Femoral Component :In a knee implant, the femoral component, made of metal, curves up arounds the end of the femur (or thighbone). It has a central groove allowing the patella (or kneecap) to move up and down smoothly as the knee joint bends and straightens.
Tibial Component : The tibial component of a knee implant is a flat metal platform with a polyethylene insert or spacer. These have a double dish configuration for the femoral condyles and also either a notch to accommodate the cruciate ligaments (cruciate sparing) or a cam structure to take their place (cruciate sacrificing).
Patellar Component: The patellar 'button' is a dome-shaped piece of ultrahigh molecular weight polyethylene that replicates the surface of the kneecap.
Fixed Bearing : The polyethylene cushion of the tibial component is fixed to the metal platform base.
Mobile Bearing : The difference between a fixed-bearing implant and a mobile bearing implant is in the bearing surface. They allow patients a few degrees of greater rotation to the medial and lateral sides of their knee.

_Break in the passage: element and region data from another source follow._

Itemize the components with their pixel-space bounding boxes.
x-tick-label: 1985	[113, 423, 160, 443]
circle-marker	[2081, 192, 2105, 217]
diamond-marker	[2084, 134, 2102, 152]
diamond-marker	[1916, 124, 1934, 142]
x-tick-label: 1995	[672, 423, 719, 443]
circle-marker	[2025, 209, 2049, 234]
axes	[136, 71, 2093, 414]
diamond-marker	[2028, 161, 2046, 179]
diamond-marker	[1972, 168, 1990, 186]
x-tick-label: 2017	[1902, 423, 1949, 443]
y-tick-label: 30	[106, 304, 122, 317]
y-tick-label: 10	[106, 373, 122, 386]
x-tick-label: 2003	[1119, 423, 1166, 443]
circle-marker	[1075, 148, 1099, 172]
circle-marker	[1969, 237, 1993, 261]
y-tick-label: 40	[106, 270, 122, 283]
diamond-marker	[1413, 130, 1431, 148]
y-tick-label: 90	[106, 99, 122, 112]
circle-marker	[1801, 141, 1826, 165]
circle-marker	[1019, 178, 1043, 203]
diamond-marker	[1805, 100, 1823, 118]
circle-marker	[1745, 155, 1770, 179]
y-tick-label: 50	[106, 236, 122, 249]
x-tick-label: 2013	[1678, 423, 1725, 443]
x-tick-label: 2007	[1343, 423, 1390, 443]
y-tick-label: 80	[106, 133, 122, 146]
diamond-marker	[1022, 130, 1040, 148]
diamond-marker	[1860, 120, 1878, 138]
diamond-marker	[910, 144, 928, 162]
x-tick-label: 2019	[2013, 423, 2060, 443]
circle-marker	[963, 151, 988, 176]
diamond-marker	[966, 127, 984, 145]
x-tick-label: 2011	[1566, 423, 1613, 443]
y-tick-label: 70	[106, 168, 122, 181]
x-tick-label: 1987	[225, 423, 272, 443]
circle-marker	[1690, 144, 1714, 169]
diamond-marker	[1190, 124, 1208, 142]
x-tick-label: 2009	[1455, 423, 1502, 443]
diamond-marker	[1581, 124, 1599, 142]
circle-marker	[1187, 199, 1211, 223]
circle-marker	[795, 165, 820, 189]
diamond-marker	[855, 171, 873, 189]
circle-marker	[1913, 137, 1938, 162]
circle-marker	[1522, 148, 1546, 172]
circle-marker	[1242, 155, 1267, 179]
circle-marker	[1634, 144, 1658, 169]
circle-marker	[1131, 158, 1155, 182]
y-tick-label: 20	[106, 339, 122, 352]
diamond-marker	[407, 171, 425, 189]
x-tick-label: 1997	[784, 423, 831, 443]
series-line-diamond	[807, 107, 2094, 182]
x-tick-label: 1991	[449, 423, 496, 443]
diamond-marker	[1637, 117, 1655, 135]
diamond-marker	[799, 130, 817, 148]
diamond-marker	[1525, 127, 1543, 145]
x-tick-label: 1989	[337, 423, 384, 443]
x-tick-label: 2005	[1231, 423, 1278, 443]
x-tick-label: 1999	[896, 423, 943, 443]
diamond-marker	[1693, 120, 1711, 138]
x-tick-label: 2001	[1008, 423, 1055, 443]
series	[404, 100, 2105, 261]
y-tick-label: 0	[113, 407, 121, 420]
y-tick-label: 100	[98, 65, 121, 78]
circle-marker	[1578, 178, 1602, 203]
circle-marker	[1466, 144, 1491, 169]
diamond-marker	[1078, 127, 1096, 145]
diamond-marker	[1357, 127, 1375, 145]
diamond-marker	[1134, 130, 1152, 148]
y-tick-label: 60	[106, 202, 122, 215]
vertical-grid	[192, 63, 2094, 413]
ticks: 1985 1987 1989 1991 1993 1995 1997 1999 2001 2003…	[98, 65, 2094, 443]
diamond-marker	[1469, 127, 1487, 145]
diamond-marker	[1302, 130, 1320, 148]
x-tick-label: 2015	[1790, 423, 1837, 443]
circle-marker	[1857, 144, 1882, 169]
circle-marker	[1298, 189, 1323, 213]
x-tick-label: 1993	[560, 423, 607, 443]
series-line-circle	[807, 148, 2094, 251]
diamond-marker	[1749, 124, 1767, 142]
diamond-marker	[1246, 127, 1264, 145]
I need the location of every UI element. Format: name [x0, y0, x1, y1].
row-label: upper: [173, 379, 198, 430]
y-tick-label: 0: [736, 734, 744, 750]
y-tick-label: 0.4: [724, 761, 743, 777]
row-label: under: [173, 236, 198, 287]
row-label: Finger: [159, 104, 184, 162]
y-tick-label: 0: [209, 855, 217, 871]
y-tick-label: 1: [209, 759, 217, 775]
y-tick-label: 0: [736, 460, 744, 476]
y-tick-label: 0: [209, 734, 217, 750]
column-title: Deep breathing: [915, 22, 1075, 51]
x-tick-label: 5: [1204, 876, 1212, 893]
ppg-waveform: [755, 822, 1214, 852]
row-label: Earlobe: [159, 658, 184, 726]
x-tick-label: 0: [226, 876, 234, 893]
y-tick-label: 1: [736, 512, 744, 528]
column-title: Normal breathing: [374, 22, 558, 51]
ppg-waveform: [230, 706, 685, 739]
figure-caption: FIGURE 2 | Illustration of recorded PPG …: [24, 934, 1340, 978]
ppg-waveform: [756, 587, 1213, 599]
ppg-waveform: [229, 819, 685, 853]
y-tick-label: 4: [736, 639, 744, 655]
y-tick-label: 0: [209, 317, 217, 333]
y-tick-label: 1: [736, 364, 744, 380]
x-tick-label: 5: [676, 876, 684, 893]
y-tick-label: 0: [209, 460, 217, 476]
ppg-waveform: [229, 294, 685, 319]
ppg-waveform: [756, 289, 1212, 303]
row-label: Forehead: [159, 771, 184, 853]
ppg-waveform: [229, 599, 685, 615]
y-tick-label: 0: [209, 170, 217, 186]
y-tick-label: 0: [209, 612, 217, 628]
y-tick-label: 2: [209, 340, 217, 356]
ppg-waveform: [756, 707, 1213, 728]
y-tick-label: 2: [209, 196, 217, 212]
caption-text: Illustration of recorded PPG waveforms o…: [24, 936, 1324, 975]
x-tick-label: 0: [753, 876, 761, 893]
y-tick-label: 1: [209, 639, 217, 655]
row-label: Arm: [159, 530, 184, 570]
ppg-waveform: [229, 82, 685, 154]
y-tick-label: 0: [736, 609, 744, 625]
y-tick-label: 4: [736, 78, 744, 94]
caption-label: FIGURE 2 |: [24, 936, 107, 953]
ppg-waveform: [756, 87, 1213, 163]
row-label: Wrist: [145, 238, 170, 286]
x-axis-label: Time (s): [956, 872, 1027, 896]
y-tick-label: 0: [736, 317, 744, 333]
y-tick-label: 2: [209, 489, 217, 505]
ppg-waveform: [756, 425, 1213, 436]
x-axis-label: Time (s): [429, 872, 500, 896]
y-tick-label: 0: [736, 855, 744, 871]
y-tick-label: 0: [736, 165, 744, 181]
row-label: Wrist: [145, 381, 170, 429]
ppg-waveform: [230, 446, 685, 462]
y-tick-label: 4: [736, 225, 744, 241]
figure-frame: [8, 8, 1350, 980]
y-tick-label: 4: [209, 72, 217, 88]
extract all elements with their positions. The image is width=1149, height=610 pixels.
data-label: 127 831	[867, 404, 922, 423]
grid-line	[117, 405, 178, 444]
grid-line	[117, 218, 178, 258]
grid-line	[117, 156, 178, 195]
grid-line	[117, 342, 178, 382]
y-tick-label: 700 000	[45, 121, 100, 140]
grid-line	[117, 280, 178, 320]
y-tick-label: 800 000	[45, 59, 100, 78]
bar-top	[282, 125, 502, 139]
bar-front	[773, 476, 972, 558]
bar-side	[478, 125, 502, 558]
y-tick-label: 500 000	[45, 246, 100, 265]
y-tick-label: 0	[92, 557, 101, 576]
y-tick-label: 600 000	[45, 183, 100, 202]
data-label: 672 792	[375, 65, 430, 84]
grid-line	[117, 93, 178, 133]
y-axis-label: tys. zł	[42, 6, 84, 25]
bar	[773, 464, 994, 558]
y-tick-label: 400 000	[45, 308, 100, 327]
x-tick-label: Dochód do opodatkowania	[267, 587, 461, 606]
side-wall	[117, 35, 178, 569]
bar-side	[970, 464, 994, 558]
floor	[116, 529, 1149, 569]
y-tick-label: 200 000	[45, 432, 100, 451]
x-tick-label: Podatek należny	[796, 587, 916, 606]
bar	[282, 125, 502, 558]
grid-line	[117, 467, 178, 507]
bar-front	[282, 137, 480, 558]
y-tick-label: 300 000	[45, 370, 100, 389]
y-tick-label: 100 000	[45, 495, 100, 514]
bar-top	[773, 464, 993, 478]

Medial Pivot (also known as Rotating Platform): In a rotating platform, the polyethylene insert can rotate slightly around a conical post, thereby copying the activity of the natural knee joint.
Posterior Cruciate Ligament (PCL)-Retaining: Another important aspect of a total knee replacement is the treatment of the Posterior Cruciate Ligament which prevents the femur from shunting back on the top of the tibia when it is flexed - sometimes referred to as 'roll back'. Depending upon its condition, this ligament can be kept (retained) or sacrified.
C) Constrained - Hinge Type
Commonly available / used implant brands :-
Stryker - Knee Systms - Scorpio NRG, Scorpio Single Axis
Depuy - PFC Sigma, RPF
Smith Nephew - Genesis II, Journey, Technology
VERILAST-OXINIUM- alloy and a highly cross-linked polyethylene(XLPE)
VISIONAIRE - Patient Matched Instrumentation-uses the patient's own MRI and full leg X-Ray to design cutting blocks specific to that patient.
Variations in TKR
Minimal invasive TKR-have been developed in total knee replacement (TKR) that do not cut the Quadriceps-tendon. This technique has advantages of shorter incision length, retraction of the patella (kneecap) without eversion (rotating out), and specialized instruments.
UKR-Partial knee replacement
The knee is generally divided into three "compartments": medial (the inside part of the knee), lateral (the outside), and patellofemoral (the joint between the kneecap and the thighbone). patients having arthritis of all three compartments need total knee replacement .patients with wear confined primarily to one compartment, usually the medial, and may be candidates for unicompartmental knee replacement or High TIbial Osteotomy. Advantages of UKA compared to TKA include smaller incision, easier post-op rehabilitation, better post-operative range of motion, shorter hospital stay, less blood loss, lower risk of infection, stiffness, and blood clots.